Why internet performance is like your morning commute

By Martin Ryan, VP & MD, APAC, Dyn
Tuesday, 01 December, 2015

Why internet performance is like your morning commute

If you knew that there was a traffic accident along your usual route to work, you would most likely take an alternative route to the office — provided you found out before you left your home. Or if you knew that the AFL grand final was on, you would stay clear of the MCG to avoid being stuck in a traffic jam.

Internet performance is a lot like road traffic conditions. The internet is a global network of highways, roads, routes, traffic conditions and hazards that can get in the way as your information travels from one location to another. All internet traffic must traverse a wide variety of infrastructures, global cables, switches and routers before subscribers can connect to your website.

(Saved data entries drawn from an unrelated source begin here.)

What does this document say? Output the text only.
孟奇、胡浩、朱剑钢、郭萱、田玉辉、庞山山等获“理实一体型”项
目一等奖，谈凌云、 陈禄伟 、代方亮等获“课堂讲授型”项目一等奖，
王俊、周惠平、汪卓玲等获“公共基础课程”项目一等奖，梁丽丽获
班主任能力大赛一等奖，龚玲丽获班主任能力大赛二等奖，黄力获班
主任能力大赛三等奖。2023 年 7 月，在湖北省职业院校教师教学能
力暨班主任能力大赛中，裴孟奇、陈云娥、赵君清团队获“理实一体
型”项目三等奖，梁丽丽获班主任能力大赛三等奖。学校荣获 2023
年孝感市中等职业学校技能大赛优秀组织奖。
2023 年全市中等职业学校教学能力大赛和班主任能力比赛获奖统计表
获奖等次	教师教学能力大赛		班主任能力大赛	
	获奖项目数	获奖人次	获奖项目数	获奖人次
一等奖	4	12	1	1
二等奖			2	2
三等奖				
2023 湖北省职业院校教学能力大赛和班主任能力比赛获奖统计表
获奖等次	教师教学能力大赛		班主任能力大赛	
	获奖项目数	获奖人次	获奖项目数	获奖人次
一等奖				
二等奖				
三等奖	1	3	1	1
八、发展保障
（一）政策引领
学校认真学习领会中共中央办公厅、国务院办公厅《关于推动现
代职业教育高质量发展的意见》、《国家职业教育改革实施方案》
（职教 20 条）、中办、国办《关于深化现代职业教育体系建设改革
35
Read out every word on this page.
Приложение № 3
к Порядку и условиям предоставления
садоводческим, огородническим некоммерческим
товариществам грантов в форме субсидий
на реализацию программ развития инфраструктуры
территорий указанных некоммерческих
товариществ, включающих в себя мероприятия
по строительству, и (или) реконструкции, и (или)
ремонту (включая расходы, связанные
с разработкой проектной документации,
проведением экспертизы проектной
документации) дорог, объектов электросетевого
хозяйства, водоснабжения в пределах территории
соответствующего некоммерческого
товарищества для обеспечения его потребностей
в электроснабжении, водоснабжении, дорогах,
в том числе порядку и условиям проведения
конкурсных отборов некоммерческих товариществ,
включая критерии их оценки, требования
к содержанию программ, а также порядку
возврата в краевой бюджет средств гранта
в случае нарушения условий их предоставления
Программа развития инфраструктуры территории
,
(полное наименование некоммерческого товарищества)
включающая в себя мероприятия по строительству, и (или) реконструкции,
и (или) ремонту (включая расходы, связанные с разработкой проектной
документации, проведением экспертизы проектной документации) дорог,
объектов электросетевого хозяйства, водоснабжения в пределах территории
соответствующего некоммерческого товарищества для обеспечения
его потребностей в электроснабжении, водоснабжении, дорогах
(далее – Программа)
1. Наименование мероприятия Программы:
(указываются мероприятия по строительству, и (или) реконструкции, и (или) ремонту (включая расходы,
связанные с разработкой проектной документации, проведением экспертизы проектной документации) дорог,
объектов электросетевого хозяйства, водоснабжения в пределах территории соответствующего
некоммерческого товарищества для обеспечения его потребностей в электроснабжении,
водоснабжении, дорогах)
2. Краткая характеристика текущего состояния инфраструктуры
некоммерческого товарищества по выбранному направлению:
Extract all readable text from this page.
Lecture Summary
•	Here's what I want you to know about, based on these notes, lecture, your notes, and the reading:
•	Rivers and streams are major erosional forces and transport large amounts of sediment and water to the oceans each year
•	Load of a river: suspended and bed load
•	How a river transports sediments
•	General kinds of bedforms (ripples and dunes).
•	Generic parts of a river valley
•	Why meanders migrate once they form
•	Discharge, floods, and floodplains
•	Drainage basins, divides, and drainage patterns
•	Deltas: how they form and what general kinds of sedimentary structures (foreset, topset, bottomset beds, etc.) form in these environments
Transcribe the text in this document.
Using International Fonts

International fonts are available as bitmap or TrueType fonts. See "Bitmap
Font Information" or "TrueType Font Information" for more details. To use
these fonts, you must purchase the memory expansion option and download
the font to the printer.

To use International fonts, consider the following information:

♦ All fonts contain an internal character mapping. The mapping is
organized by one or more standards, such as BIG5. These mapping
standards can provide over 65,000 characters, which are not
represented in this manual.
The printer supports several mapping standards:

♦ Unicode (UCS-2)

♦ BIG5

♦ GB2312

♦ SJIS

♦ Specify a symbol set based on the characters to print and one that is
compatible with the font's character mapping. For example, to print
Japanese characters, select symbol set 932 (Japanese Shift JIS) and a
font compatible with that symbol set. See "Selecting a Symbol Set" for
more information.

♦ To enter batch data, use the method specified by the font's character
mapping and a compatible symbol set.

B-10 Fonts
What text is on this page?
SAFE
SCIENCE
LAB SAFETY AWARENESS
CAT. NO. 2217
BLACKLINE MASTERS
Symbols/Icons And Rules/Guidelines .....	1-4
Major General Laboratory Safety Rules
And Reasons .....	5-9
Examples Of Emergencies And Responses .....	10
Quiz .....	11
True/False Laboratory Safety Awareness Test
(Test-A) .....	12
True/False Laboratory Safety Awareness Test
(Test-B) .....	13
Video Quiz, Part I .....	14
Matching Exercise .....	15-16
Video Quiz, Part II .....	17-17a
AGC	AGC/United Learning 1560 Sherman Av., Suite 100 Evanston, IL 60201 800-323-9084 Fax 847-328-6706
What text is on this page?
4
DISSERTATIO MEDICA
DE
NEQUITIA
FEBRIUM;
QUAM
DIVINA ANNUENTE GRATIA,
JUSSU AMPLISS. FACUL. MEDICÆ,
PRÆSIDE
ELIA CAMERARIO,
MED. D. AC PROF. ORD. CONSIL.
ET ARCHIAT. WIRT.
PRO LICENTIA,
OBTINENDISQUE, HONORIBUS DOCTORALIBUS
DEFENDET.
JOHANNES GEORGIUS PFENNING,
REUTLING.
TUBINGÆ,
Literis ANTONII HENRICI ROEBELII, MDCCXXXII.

In other words, internet performance is simply meeting customer demands and expectations through secure, reliable, efficient, fast and scalable assets delivered via the web. Traffic spikes to digital properties have a notorious history for filling up bandwidth, slowing and potentially crashing websites or access to data. This issue resides outside of your company’s own network, but it is still your problem to deal with.

Internet performance might not immediately come to mind when you think about sporting events, wars and political turmoil, but these events, whether near or far, really do have an impact on it. Here are some examples of global events that can affect internet performance.

War zones. War zones may seem worlds away but they can destroy critical infrastructure that supports the internet. Just like roads being blocked, they can affect the connectivity to your customers. You may not have customers in that war zone but it could affect the route that your customers take to access your global data centres. Any impact on that route costs your customers time in getting to you.

Cable cutting. International cable cutting occurs around the world. In December 2014, the internet cable connecting Perth to Singapore was cut, causing severe drops in web speeds for customers on iiNet, Australia’s second-largest broadband provider. The cut means the link between Perth and Singapore is currently not passing traffic and is taking an alternative path via Sydney to Hong Kong. Repair of cut cables takes weeks or even months, and amounts to millions of dollars.

Cultural events. Global events such as the Olympics and World Cup have a huge impact on internet performance. It’s like driving through Melbourne’s city centre when the AFL grand final is on. During the World Cup in Brazil, record numbers of fans daily checked scores and streamed live matches to their devices around the world, causing huge spikes in latency. If you weren’t prepared for that event, your customer experience would be a lousy one.

Ensuring good internet performance

It is important to understand what is happening across the internet and have a comprehensive picture of how global and local events can affect your internet assets.

An internet performance approach provides actionable insight into internet conditions and gives you the tools you need to respond effectively to internet dynamics and make your customers’ online path to you fast, secure and reliable. Gaining these insights is like having the real-time traffic information ahead but on the global internet.

Here are key areas that you need to look into improve your internet performance:

Speed, latency and security. Customers have little patience for delays. At a minimum, internet performance tools help companies address this by ensuring data is delivered to your customers through the most efficient routes available. Domain Name System (DNS) monitoring can greatly improve security by understanding the routes data takes to move point-to-point through the internet. Knowing when data is routed through indirect pathways is the first step to detecting a hijack.

Intelligence. Businesses need to objectively assess vendors such as ISPs, cloud service providers and data centres. Some internet intelligence tools can help to ensure your vendors are doing their jobs correctly, by continuously monitoring and auditing internet-based services. These tools can also be used to survey the landscape and decide on the best providers when considering the move to new or emerging markets, or entering a contract with an additional data centre.

Load balancing. Load balancing helps you optimise resources and minimise response time when a single server faces an overload. Rather than having a server fail, causing an outage or prolonged latency, load balancing tools can automatically employ other servers during traffic spikes so that your customers never know there is an issue.

Active failover. When outages occur, active failover tools automatically redirect traffic to predetermined sites or services that can help customers. For example, if a customer-facing page goes down, a bank can redirect traffic to its Twitter or Facebook page, where customer service representatives can actively help with concerns.

Although our economies increasingly depend on the internet for business, it is a system that does not ‘just go’ on its own. Complex and unpredictable, the internet produces issues on a daily basis. Businesses that understand its shortfalls will be the ones that can hedge those issues to create the best possible customer experience, consistently.

With your website on the line, it’s important to gain the intelligence and visibility needed to optimise traffic routing, performance, costs and availability of your internet assets — all of which are important to a great customer experience.